Ukraine : quand le pouvoir dénonce les « totalitarismes »15/04/20152015Journal/medias/journalnumero/images/2015/04/2437.jpg.445x577_q85_box-0%2C104%2C1383%2C1896_crop_detail.jpg

Dans le monde

Ukraine : quand le pouvoir dénonce les « totalitarismes »

Le 9 avril, le Parlement ukrainien a adopté quatre lois condamnant « les régimes totalitaires communiste et nazi ». Nier « leur caractère criminel » ou utiliser en public leurs symboles, chants ou drapeaux vaudra jusqu’à dix ans de prison.

Ces lois garantissent aussi « l’honneur » des « combattants pour l’indépendance de l’Ukraine au 20e siècle ». En clair : ceux de l’Armée insurrectionnelle ukrainienne (UPA) qui, de 1939 à 1945, massacra Juifs, Polonais et communistes. Combattant l’armée soviétique au côté de celle d’Hitler, l’UPA finit par affronter celle-ci quand il apparut que Berlin ne voulait en aucun cas d’un État ukrainien. Le chef de l’UPA, Stepan Bandera, qui avait célébré le Grand Reich, y fut alors emprisonné. Une circonstance bienvenue pour Kiev, qui vient d’en faire un héros national, ennemi des « deux totalitarismes » !

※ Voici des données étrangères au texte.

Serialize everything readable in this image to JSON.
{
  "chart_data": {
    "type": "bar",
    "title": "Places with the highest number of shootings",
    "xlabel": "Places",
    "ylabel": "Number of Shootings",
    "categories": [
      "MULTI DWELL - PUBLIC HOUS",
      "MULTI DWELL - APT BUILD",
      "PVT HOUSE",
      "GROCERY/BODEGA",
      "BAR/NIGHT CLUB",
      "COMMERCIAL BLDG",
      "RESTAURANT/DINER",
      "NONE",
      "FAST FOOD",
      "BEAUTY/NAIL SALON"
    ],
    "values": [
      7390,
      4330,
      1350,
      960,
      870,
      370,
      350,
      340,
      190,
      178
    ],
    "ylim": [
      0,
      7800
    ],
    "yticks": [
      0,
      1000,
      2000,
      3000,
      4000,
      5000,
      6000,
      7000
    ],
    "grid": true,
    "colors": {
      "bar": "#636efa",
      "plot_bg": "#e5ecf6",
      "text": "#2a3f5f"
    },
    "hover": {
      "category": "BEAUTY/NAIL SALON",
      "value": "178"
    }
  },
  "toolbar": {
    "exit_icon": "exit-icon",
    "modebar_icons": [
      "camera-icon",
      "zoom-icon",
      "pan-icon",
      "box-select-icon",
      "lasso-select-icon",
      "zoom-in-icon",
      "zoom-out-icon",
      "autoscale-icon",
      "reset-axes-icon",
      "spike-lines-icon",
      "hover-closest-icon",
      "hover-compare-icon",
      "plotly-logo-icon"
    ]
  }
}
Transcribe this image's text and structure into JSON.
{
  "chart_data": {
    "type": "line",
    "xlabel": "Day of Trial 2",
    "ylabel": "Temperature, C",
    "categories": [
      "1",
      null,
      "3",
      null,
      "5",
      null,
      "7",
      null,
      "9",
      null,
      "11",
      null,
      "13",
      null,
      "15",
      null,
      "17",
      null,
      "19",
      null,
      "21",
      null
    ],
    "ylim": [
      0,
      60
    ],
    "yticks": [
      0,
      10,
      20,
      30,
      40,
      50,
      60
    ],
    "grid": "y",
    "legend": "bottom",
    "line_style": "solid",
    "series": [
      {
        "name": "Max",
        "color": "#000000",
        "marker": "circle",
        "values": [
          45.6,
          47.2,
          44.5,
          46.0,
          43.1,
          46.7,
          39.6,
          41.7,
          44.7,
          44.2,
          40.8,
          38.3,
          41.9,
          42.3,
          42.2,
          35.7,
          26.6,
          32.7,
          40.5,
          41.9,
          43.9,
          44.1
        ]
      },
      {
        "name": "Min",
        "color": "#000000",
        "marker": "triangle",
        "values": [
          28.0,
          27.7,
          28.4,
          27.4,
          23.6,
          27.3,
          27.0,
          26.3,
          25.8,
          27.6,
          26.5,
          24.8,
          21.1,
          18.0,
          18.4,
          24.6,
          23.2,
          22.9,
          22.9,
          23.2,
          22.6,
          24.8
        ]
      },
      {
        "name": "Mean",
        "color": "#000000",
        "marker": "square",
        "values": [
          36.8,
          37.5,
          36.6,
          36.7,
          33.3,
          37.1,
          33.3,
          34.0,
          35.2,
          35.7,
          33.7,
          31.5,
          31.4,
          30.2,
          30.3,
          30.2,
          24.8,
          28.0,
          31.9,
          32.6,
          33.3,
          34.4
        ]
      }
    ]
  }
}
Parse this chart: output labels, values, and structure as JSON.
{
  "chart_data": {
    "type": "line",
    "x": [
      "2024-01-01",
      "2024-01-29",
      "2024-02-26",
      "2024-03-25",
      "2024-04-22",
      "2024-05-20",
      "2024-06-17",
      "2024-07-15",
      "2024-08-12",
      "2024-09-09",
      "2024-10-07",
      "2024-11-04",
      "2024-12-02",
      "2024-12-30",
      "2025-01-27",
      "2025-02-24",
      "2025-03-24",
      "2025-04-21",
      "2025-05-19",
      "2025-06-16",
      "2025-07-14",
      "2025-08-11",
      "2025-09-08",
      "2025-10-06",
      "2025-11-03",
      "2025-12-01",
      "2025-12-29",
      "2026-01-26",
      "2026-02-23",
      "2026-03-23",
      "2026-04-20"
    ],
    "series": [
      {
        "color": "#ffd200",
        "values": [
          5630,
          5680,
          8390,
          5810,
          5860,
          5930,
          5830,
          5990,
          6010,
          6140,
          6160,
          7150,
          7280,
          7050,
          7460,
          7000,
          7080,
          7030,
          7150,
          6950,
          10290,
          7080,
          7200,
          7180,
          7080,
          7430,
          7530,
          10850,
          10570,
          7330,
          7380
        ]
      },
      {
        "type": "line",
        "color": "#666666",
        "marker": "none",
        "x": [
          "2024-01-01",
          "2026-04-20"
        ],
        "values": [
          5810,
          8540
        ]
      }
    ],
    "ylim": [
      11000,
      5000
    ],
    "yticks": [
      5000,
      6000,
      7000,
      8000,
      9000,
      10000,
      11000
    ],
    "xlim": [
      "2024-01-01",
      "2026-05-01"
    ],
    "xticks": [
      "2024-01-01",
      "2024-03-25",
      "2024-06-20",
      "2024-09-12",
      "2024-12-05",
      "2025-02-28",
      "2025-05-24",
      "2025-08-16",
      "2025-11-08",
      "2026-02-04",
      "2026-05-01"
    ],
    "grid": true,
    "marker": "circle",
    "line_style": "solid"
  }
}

Que fera le pouvoir ukrainien, une fois signés les décrets d’application de ces lois ? L’avenir le dira. Cela implique déjà de débaptiser nombre de rues, villes et institutions qui évoquent des faits ou personnages que ces lois condamnent. Outre que cela pose d’énormes problèmes administratifs, postaux, routiers, d’état civil, cela peut mécontenter même des gens qui ne portent pas le précédent régime dans leur cœur, mais dont cela chamboule le quotidien. Et puis, il y a aussi tous ceux qui, sans soutenir les séparatistes prorusses ou la politique du Kremlin, restent attachés, sinon à ce qu’était l’URSS, du moins à une histoire personnelle et collective qui s’est inscrite dans un cadre soviétique. Et ce passé, bien des Ukrainiens le comparent sans doute à leur présent, avec la guerre dans l’Est et, partout, une terrible régression économique et sociale.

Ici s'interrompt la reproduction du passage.